PA Supreme Court Expands Fourth Amendment
Pennsylvania Supreme Court Expands Expands Fourth Amendment Protections for Firearm Owners
By Attorney David Shrager and Attorney Lyle Dresbold
Published in the Lawyers Journal of The Journal of the Allegheny County Bar Association
On May 31 the Pennsylvania Supreme Court ruled in Commonwealth v. Hicks that a person cannot be subjected to a stop and frisk simply for possessing a concealed firearm in public. In so doing they overturned a Superior Court doctrine that had been in place for nearly three decades and replaced it with a holding that could have wide reaching and still unknown impact.
The Fourth Amendment of the United States Constitution guarantees the right to be free from warrantless searches and seizures absent limited exceptions. In the landmark case of Terry v. Ohio, the United States Supreme Court created a category of seizures which are less intrusive than a custodial arrest, due to their brevity and investigative nature. To legally seize a person for this limited investigation, the police would have to be able to articulate evidence which gives rise to reasonable suspicion that criminal activity was afoot. To go further and to perform what is now known as a Terry stop or a stop and frisk, there would need to be an additional showing of a reasonable belief that the person is armed.
In Pennsylvania, in order to legally conceal a firearm on one’s person or to travel with it in a vehicle, a person must first obtain a conceal/carry license, issued by the sheriff in the county where he/she resides. In 1991, the Superior Court created a rule that has acted as a per se exception to the reasonable suspicion standard articulated in Terry. In Commonwealth v. Robinson, the court looked at whether a police officer could seize a person he/she known to be carrying a concealed firearm, for the limited investigatory purpose of determining whether the person is validly licensed to carry. The court held that a person in public who is armed poses a sufficient threat that it justifies a brief seizure by the police to ascertain whether or not the person is lawfully licensed.
The defendant in Hicks was observed by a public surveillance camera operator to be showing a gun to another person in the parking lot of a convenience store. Hicks was then seen concealing the weapon in his waistband and entering the store. The camera operator alerted police and by the time they arrived the defendant had exited the store after making his purchases and was leaving in his vehicle, when he was stopped by police. Police approached the car and removed Hicks’ gun.
They confirmed that Hicks had a license to carry and conceal the firearm, but in the process, the police discovered evidence that Hicks was driving under the influence of alcohol and that he had marijuana on his person. Hicks was later charged with DUI and possession of the marijuana.
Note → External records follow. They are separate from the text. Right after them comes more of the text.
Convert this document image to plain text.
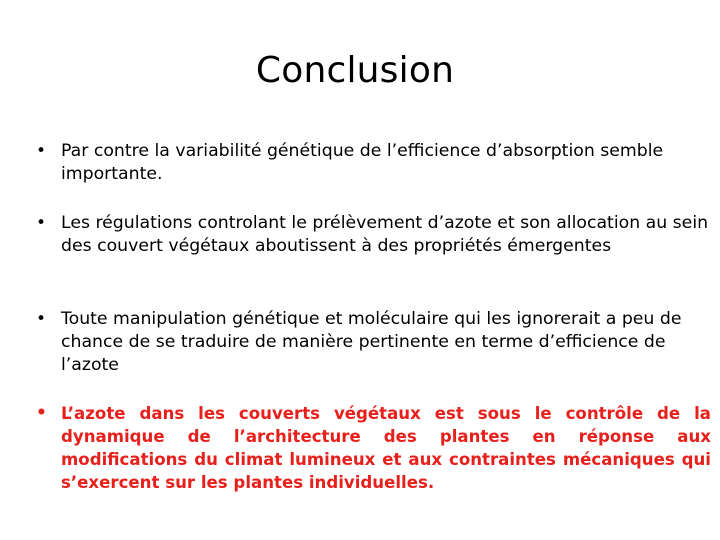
Conclusion
• Par contre la variabilité génétique de l’efficience d’absorption semble importante.
• Les régulations controlant le prélèvement d’azote et son allocation au sein des couvert végétaux aboutissent à des propriétés émergentes
• Toute manipulation génétique et moléculaire qui les ignorerait a peu de chance de se traduire de manière pertinente en terme d’efficience de l’azote
• L’azote dans les couverts végétaux est sous le contrôle de la dynamique de l’architecture des plantes en réponse aux modifications du climat lumineux et aux contraintes mécaniques qui s’exercent sur les plantes individuelles.
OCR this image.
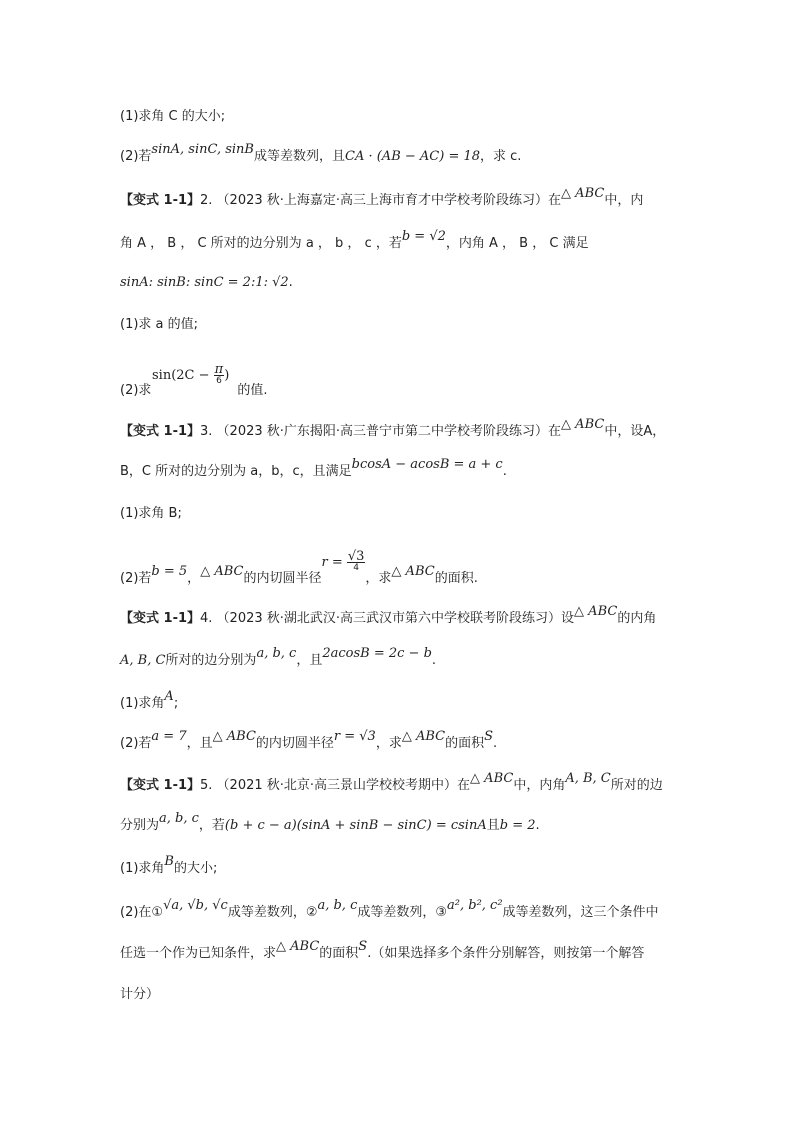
(1)求角 C 的大小;
(2)若sinA, sinC, sinB成等差数列，且CA · (AB − AC) = 18，求 c.
【变式 1-1】2. （2023 秋·上海嘉定·高三上海市育才中学校考阶段练习）在△ ABC中，内
角 A ， B ， C 所对的边分别为 a ， b ， c ，若b = √2，内角 A ， B ， C 满足
sinA: sinB: sinC = 2:1: √2.
(1)求 a 的值;
$\sin(2C - \frac{\pi}{6}$ )
(2)求	的值.
【变式 1-1】3. （2023 秋·广东揭阳·高三普宁市第二中学校考阶段练习）在△ ABC中，设A，
B，C 所对的边分别为 a，b，c，且满足bcosA − acosB = a + c.
(1)求角 B;
(2)若b = 5，△ ABC的内切圆半径$r = \frac{√3}{4}$
，求△ ABC的面积.
【变式 1-1】4. （2023 秋·湖北武汉·高三武汉市第六中学校联考阶段练习）设△ ABC的内角
A, B, C所对的边分别为a, b, c，且2acosB = 2c − b.
(1)求角A;
(2)若a = 7，且△ ABC的内切圆半径r = √3，求△ ABC的面积S.
【变式 1-1】5. （2021 秋·北京·高三景山学校校考期中）在△ ABC中，内角A, B, C所对的边
分别为a, b, c，若(b + c − a)(sinA + sinB − sinC) = csinA且b = 2.
(1)求角B的大小;
(2)在①√a, √b, √c成等差数列，②a, b, c成等差数列，③a², b², c²成等差数列，这三个条件中
任选一个作为已知条件，求△ ABC的面积S.（如果选择多个条件分别解答，则按第一个解答
计分）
He attempted to have the evidence suppressed arguing that the stop was illegal because the police had no reasonable suspicion that he had committed any crimes. The suppression court, and then after the Superior Court denied suppression relying on Robinson in determining that the presence of a concealed weapon alone was enough to justify the stop.
In reversing Robinson and its progeny, the Hicks court held that the stop and frisk policy that the Superior Court endorsed was in conflict with Terry and in violation of the Fourth Amendment. They reasoned that in Pennsylvania hundreds of thousands of people possess Concealed Weapons Permits and are licensed to carry firearms legally. Therefore, having a concealed firearm on your person or in your vehicle does not on its own give rise to reasonable suspicion sufficient to justify the stop.
Although all seven justices joined in the result, three wrote separately to share their concerns. Defense attorneys are already speculating as to whether this holding will have further reach than stops for guns. The court was careful to try to limit the impact of this decision but both the majority opinion and the concurrences alluded to analogous issues that look to be litigated upon these same lines. For instance, the prohibition upon the possession of marijuana in light of licenses being issued under the Medical Marijuana Act may raise the specter of future difficulties. As more people become licensed to possess and use marijuana, will the mere sight or smell of marijuana be enough to stop and question a person to determine whether they are licensed? In recognizing, and then brushing aside these and other hard questions that will inevitably follow, the court simply restates its central premise, that these possibilities are not a compelling reason to dilute the protections of the Fourth Amendment.